A complex systems view of advanced technologies
18 November 2025
Artificial intelligence, quantum computing, biotechnology and space. It’s easy to lump these fields together as advanced technologies. But they all operate very differently, they all need unique skill bases, and they all interlink in distinct ways. Take artificial intelligence (AI) for example. AI will play a role as an enabling technology in all these areas, but it’s also an advanced technology itself. Here in Aotearoa, do we want to become adept at creating AI as an advanced technology, or applying it to enable other advanced technologies? Or is it feasible and smart for us to try to do both?
To make decisions like these, we need to consider the talent we already have and need to grow in Aotearoa, the conditions that we need to create for people to develop fulfilling careers in these areas, the cost of developing these technologies, and the impact of our geographic location. We’re a long way from Silicon Valley, where some top AI engineers are being paid more than US$10 million a year.
Advanced technologies have become geopolitical assets. Have we focused on the advanced technologies that make sense with the strategic global partnerships that we have or want to create, or the resilience to geopolitical disruptions we need?
As we develop future technologies in Aotearoa New Zealand, they will impact humans and our environments in unexpected ways. Alongside research to ensure that we can rapidly leverage emerging technology to understand our world and make decisions, we also need to study the impact of these emerging technologies on humans and the environment – on Earth and beyond.
Grappling with these issues needs collaboration across disciplines, cultures, institutions and communities. The University of Auckland is growing a network of researchers skilled in these approaches by hosting Te Pūnaha Matatini, the Aotearoa New Zealand Centre of Research Excellence (CoREs) for complex systems. CoREs are inter-institutional research networks that support outstanding research that is collaborative, strategically aligned, and contributes to the advancement of Aotearoa.
The tools of complex systems can help us understand potential consequences as advanced technologies like artificial intelligence, quantum computing, biotechnology and space travel develop and are applied at scale.
Advanced technologies have become geopolitical assets. Have
we focused on the advanced technologies that make sense with the strategic
global partnerships that we have or want to create, or the resilience to
geopolitical disruptions we need?
Complex systems research can help reveal the underlying universal mechanisms of these developments and show us how they might affect our lives in the future.

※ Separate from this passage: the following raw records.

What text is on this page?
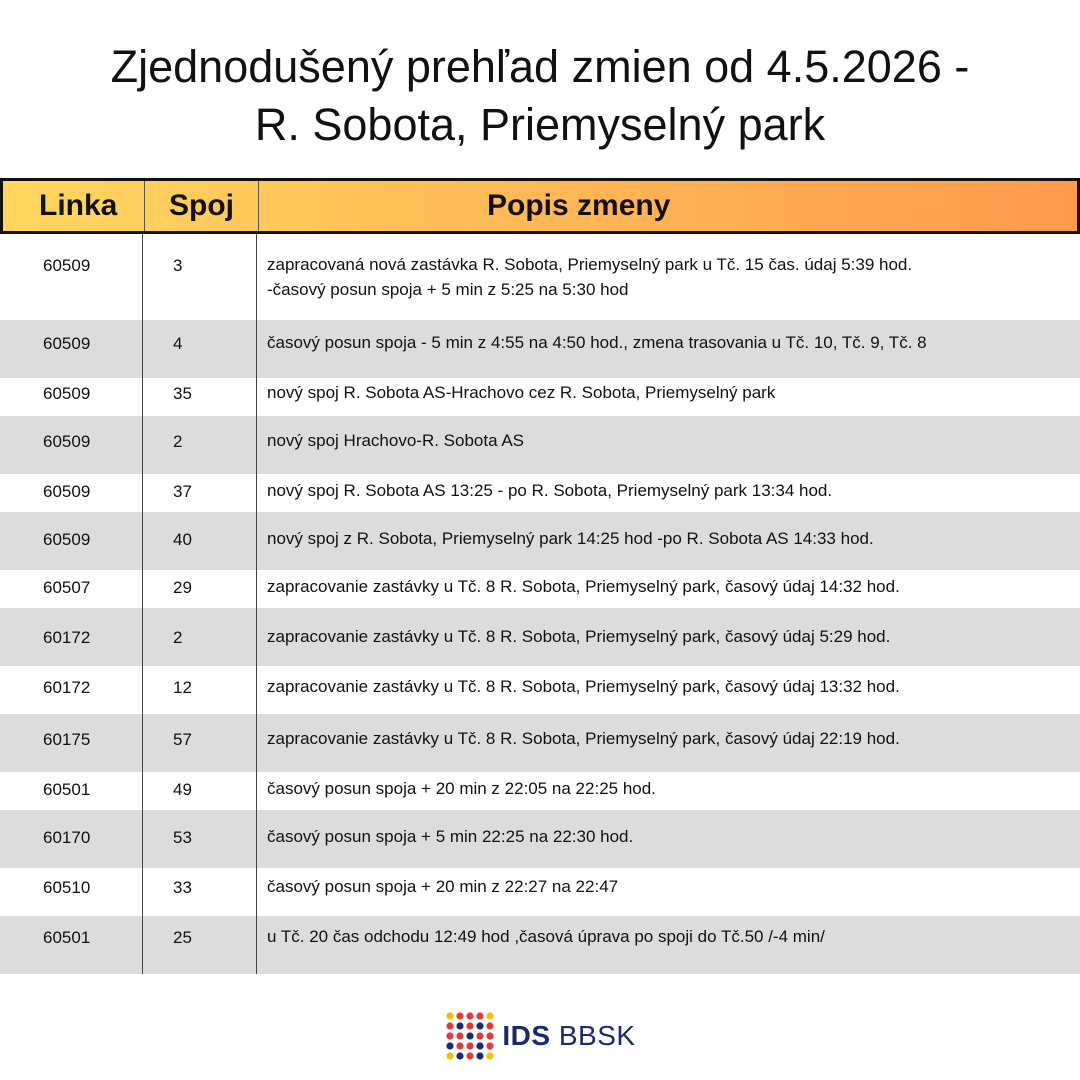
Zjednodušený prehľad zmien od 4.5.2026 -
R. Sobota, Priemyselný park
Linka	Spoj	Popis zmeny
60509	3	zapracovaná nová zastávka R. Sobota, Priemyselný park u Tč. 15 čas. údaj 5:39 hod.
-časový posun spoja + 5 min z 5:25 na 5:30 hod
60509	4	časový posun spoja - 5 min z 4:55 na 4:50 hod., zmena trasovania u Tč. 10, Tč. 9, Tč. 8
60509	35	nový spoj R. Sobota AS-Hrachovo cez R. Sobota, Priemyselný park
60509	2	nový spoj Hrachovo-R. Sobota AS
60509	37	nový spoj R. Sobota AS 13:25 - po R. Sobota, Priemyselný park 13:34 hod.
60509	40	nový spoj z R. Sobota, Priemyselný park 14:25 hod -po R. Sobota AS 14:33 hod.
60507	29	zapracovanie zastávky u Tč. 8 R. Sobota, Priemyselný park, časový údaj 14:32 hod.
60172	2	zapracovanie zastávky u Tč. 8 R. Sobota, Priemyselný park, časový údaj 5:29 hod.
60172	12	zapracovanie zastávky u Tč. 8 R. Sobota, Priemyselný park, časový údaj 13:32 hod.
60175	57	zapracovanie zastávky u Tč. 8 R. Sobota, Priemyselný park, časový údaj 22:19 hod.
60501	49	časový posun spoja + 20 min z 22:05 na 22:25 hod.
60170	53	časový posun spoja + 5 min 22:25 na 22:30 hod.
60510	33	časový posun spoja + 20 min z 22:27 na 22:47
60501	25	u Tč. 20 čas odchodu 12:49 hod ,časová úprava po spoji do Tč.50 /-4 min/
IDS BBSK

Understanding our country as a complex system will help us to understand the implications of focusing on specific advanced technologies.
Faculty of Science Postdoctoral Fellow Mackay Price is part of the Modelling for Impact Hub at Te Pūnaha Matatini, an ambitious project to model an entire country as a complex system. After building his modelling skills in wastewater epidemiology in the School of Environment, Mackay is now working with researchers across the country to develop a unique infrastructure for the models, algorithms and datasets created by Te Pūnaha Matatini researchers over more than a decade.
This infrastructure will be made available to researchers and practitioners to model or simulate aspects of life in Aotearoa – such as the impact of advanced technologies on the economy, environment and society.
In complex systems, small parts play vital roles. These systems are characterised by interconnections and feedback loops where a minor event can trigger widespread, unpredictable and sometimes dramatic consequences. We’re a small nation, and small players have important roles to play in developing these exciting new technologies. We know that we can strategically intervene at critical points to create significant change.
Taking a complex systems view to decisions around advanced technologies is useful for both economic and strategic reasons, often showing how technologies link to everything else that is feeding into the innovation system.
Almost 15 years after Paul Callaghan laid out a vision for Aotearoa as “the place where talent wants to live”, understanding the complex system that surrounds advanced technologies offers a way to realise this vision, with care for people and planet.